Hmm ... Accra, which in the lockdown was in a strange and eerie feeling of apocalypse. Where are the school children? The women selling doughnuts? The newspaper sellers, the beggars? Where is the youth particularly ladies selling everything from dog chain to chewing gum? The street supermarkets and malls are gone and substituted by police and army officers ensuring that people stay at home. At this point, I now know our economy is in a total mess because economic activities have been massively disrupted, hotels closed, industries tottering, airlines are grounded. I screamed and asked myself where is the continent going? Hmm, what must feminists in Africa do to prevent early pregnancy, domestic abuse and other vulnerabilities as schools and other social gatherings are paused? To be honest, there is a hump in my throat even right now when I think about feminists in Africa. I questioned the unbalance between attention to the pandemic and women sexual and reproductive health, I equally questioned the unbalance within the nature of the global architecture.

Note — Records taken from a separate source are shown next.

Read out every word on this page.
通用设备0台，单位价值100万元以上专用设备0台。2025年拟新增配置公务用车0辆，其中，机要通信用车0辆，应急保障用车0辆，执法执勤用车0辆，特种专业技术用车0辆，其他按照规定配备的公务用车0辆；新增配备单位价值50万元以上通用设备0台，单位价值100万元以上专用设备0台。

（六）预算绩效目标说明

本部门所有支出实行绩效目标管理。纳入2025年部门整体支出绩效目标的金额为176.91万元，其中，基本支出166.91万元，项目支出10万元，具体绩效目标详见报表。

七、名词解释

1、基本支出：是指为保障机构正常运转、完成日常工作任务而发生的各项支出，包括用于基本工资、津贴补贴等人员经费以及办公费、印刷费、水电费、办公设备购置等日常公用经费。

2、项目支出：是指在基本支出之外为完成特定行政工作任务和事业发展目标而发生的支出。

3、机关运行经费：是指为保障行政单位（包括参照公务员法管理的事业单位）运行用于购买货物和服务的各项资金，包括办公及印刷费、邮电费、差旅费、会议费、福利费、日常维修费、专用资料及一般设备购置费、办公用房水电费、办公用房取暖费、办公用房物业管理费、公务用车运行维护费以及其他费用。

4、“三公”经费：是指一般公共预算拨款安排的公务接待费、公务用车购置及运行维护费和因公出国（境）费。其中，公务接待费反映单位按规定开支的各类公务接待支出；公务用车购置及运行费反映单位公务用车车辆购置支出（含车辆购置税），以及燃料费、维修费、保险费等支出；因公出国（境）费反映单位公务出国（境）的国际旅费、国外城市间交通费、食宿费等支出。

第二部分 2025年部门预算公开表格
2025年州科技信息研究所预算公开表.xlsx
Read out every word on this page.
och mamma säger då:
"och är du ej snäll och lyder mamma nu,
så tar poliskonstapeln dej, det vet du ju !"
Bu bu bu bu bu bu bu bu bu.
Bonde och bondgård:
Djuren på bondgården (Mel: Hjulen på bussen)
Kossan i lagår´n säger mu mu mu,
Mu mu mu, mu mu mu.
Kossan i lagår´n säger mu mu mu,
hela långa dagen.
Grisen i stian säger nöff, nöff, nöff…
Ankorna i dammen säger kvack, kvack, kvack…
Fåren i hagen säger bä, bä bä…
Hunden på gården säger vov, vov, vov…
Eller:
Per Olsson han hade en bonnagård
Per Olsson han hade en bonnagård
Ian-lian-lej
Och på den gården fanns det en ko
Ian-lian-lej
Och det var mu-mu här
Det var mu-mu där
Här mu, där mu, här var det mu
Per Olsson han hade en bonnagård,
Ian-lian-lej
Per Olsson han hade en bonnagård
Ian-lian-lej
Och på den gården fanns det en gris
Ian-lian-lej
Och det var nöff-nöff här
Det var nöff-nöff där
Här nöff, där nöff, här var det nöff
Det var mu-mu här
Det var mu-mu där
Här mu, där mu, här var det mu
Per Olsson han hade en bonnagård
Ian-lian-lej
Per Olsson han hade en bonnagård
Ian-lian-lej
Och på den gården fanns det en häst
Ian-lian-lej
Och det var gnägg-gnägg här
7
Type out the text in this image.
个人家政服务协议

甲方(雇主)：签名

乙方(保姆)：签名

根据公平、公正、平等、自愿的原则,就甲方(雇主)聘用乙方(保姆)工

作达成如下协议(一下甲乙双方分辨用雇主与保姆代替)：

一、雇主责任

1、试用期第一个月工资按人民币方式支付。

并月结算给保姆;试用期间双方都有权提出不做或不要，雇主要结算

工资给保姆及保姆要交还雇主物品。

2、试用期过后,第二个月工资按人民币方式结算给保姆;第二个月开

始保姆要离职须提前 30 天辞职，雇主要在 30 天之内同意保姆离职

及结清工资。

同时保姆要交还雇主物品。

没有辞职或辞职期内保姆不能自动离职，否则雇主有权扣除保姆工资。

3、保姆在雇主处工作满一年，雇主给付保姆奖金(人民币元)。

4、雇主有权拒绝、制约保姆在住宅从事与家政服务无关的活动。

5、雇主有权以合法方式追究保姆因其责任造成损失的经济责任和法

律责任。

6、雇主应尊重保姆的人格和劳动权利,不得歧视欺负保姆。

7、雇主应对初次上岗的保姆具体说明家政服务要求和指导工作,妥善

These are grave times surpassing the Spanish flu pandemic in 1918. There is the need for African feminists to arise to the peak and solicit for fund and re-advocate for gender balance. 
Indeed, the downfall of Africa and feminists in Africa is the joy of the civilizations. When I remembered what the people of Madagascar are saying about their discovery of vaccine for the pandemic and the World health Organization’s responses, I grieve. The people of Madagascar are saying that they have discovered something capable of dealing with the pandemic but the WHO is asking if it conforms with the protocols that have been prescribed? But the question is; who prescribed these protocols? It is pharmaceutical companies outside there? And why didn’t they perform the necessary researches on the Malagasy discovery but rather rejected it?
 
Feminists in Africa, from my perspective, are under-performing. We are punching below the waist. There is the sense in which we are not realizing our potentials and of course when we found ourselves in situations like this, we have no shortage of excuses. We are actors of our own misfortunes. There is a sense for which African feminists have demonstrated that we have no faith in ourselves. Our levels of esteems are such that, we doubt ourselves and our capabilities and even the things we ought to do, we do not do them, and thus the COVID-19 pandemic has exposed our weaknesses. When we examined our hospitals and clinics, we have found them wanting. The entire continent of Africa has few hospital facilities less than Germany, Spain, Italy, and South Korea. When Africa was hungry for face and nose masks, we cannot even make them in Africa and Jack Ma has to give us masks and it was only after that I discovered that I can personally make masks. No wonder Ali Mazrui in his African heritage says “Africa produces what it does not consume and consumes what it does not produce”. African women can not afford the luxury of engaging in perpetual lamentations. I think that African women can now, in the midst of the COVID-19 pandemic, recognize that; this is an opportunity to seize to showcase to the world that we have potentials. To conclude, I therefore, propose that as policymakers all over Africa take actions to combat the spread of the COVID-19 pandemic, it is paramount to consider gender dynamics in our communities. 
 
 
 
Dunyo Joyce is a Senior High School graduate  and women’s voices activist from Ghana. She is passionate about fighting for full-fledged equality and pursuant of reproductive and sexual freedom. Joyce is also an innovative and creative thinker and has the conviction of excelling in the entrepreneurial industry.
She considers herself as an intrinsically motivated young lady, naturally curios and obsessive note taker. She is very optimist about herself and others.